Beylerbeyi'ne gelelim. Hakkı İsmet'in profesyonellik dışı tavrını bir kez daha yazmayacağım. Devre arasında kırmızı yeşilli ekip Hakkı'dan kurtulursa büyük patlama yaşarlar. Net. Anıl nihayet üç gol attı, bu hattrick performansını sezon başından beri hak ediyordu. Üstelik (yanılmıyorsam) dizinden bir sakatlık yaşadığı için geçen hafta oynamamıştı. Sakat sakat üç gol atması cabası.
Gol pozisyonlarına gelelim: İlk golde bir Beylerbeyili vurdu, kaleciden seken topu Anıl boş kaleye uzak mesafeden tiplemekte zorlanmadı. İkinci golde dışarıdan içeri doldurulan topu sonradan oyuna giren Kaan Dorak olduğu yerde gerilip yay gibi vurarak şık bir şekilde kritik bir dakikada gole çevirince oyun koptu gitti. Üçüncü gol çok gecikmedi ve Beylerbeyi'nin klasik "beklenmedik gol" statüsüne girdi. Topu süren Anıl'ın önündeki üç defansı da çarprazlamasına dizdirip sollarından sol ayağıyla tam köşeye yolladığı topla Beylerbeyi ikinci kez öne geçti, son darbe de gecikmedi ve ofsayt pozisyonunda aldığı topu kaleciyle birebir pozisyonda Anıl Gir zorlanmadan kaleye yollayarak skoru belirledi.
Diyarbakır'a geçelim.
Defansta Bayram Nazlı gerçekten Üçüncü Lig'in en iyi stoperlerinden birisiymiş gibi durdu, emin olmak için iki üç maçını daha izlemek lazım ama pozisyon kurgusu ve kafa topu hakimiyeti mükemmele yakındı. Yenilen bilhassa son iki golde hiç hatası yoktu.

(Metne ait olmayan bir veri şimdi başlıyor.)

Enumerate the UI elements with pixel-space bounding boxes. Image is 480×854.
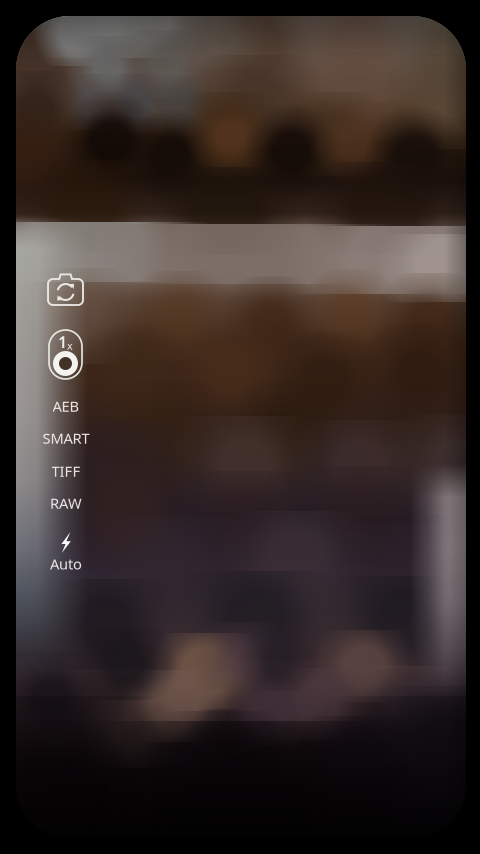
- staticText: TIFF: [52, 461, 80, 481]
- button[interactable]: AEB: [16, 390, 116, 422]
- button[interactable]: SMART: [16, 422, 116, 454]
- staticText: SMART: [42, 428, 90, 448]
- staticText: Auto: [50, 554, 82, 574]
- button[interactable]: Zoom 1 times: [49, 330, 82, 379]
- button[interactable]: TIFF: [16, 455, 116, 487]
- staticText: RAW: [50, 493, 82, 513]
- staticText: AEB: [52, 396, 80, 416]
- staticText: x: [67, 338, 73, 353]
- staticText: 1: [58, 331, 67, 353]
- button[interactable]: Flash Auto: [16, 532, 116, 574]
- button[interactable]: RAW: [16, 487, 116, 519]
- button[interactable]: Switch camera: [47, 272, 84, 306]
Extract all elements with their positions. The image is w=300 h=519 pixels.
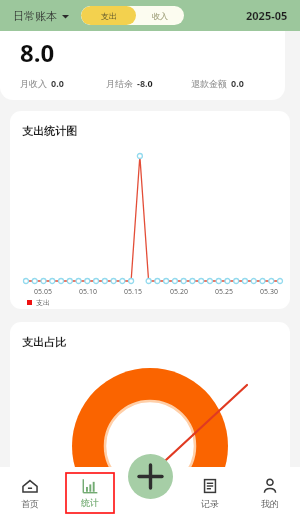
staticText: 05.05	[34, 287, 52, 297]
staticText: 05.15	[124, 287, 142, 297]
button[interactable]: 统计	[66, 473, 114, 513]
button[interactable]: Add record	[128, 454, 173, 499]
staticText: -8.0	[137, 77, 153, 89]
staticText: 05.10	[79, 287, 97, 297]
staticText: 2025-05	[246, 8, 288, 23]
staticText: 月收入	[20, 78, 47, 89]
button[interactable]: 我的	[240, 467, 300, 519]
staticText: 05.30	[260, 287, 278, 297]
staticText: 支出统计图	[22, 124, 77, 138]
staticText: 记录	[201, 498, 219, 509]
staticText: 05.25	[215, 287, 233, 297]
staticText: 首页	[21, 498, 39, 509]
button[interactable]: 日常账本	[13, 9, 69, 23]
button[interactable]: 首页	[0, 467, 60, 519]
staticText: 收入	[152, 11, 168, 21]
button[interactable]: 支出	[81, 6, 136, 25]
staticText: 支出	[101, 11, 117, 21]
button[interactable]: 记录	[180, 467, 240, 519]
staticText: 日常账本	[13, 9, 57, 23]
staticText: 统计	[81, 497, 99, 508]
staticText: 退款金额	[191, 78, 227, 89]
staticText: 支出	[36, 298, 50, 307]
button[interactable]: 2025-05	[246, 8, 288, 23]
staticText: 支出占比	[22, 335, 66, 349]
staticText: 8.0	[20, 36, 55, 69]
staticText: 05.20	[170, 287, 188, 297]
staticText: 0.0	[231, 77, 244, 89]
button[interactable]: 收入	[136, 6, 184, 25]
staticText: 0.0	[51, 77, 64, 89]
staticText: 我的	[261, 498, 279, 509]
staticText: 月结余	[106, 78, 133, 89]
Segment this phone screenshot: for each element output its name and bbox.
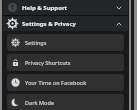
other: Collapse — [115, 20, 123, 28]
other: Expand — [115, 4, 123, 12]
button[interactable]: Dark Mode — [7, 94, 124, 110]
button[interactable]: Privacy Shortcuts — [7, 54, 124, 71]
staticText: Privacy Shortcuts — [25, 59, 71, 66]
staticText: Dark Mode — [25, 99, 54, 106]
button[interactable]: Help & Support — [3, 0, 128, 15]
staticText: Settings — [25, 39, 47, 46]
button[interactable]: Settings & Privacy — [3, 16, 128, 31]
staticText: Settings & Privacy — [22, 20, 115, 28]
button[interactable]: Your Time on Facebook — [7, 74, 124, 91]
staticText: Help & Support — [22, 4, 115, 12]
staticText: Your Time on Facebook — [25, 79, 87, 86]
button[interactable]: Settings — [7, 34, 124, 51]
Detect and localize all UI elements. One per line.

Orta sahada Hasan İnci, kaptan, skora katkıda bulunmayı hak eden bir oyununa mukabil sıfır puanla evine dönmüş oldu. İlk devre sahada ayak basmadık yer bırakmayan Hasan ikinci devre oyundan koptu. Bu da Diyarbakır'ın sonunu getirdi diyebiliriz.
Sağ açık Mustafa Kuru, çelimsiz görünümüne rağmen top sürme ve ayağında topu tutma becerileriyle en azından puantajdaki yerini hak etmeyen oyunculardandı. Attığı golün dışında iki net pozisyona girecekken son anda Beylerbeyi defansının vücut engeliyle karşılaştı. Süratli, çabuk çıkabilen bir oyuncu. İkinci Lig'de bile iş yapar gibi görünüyor.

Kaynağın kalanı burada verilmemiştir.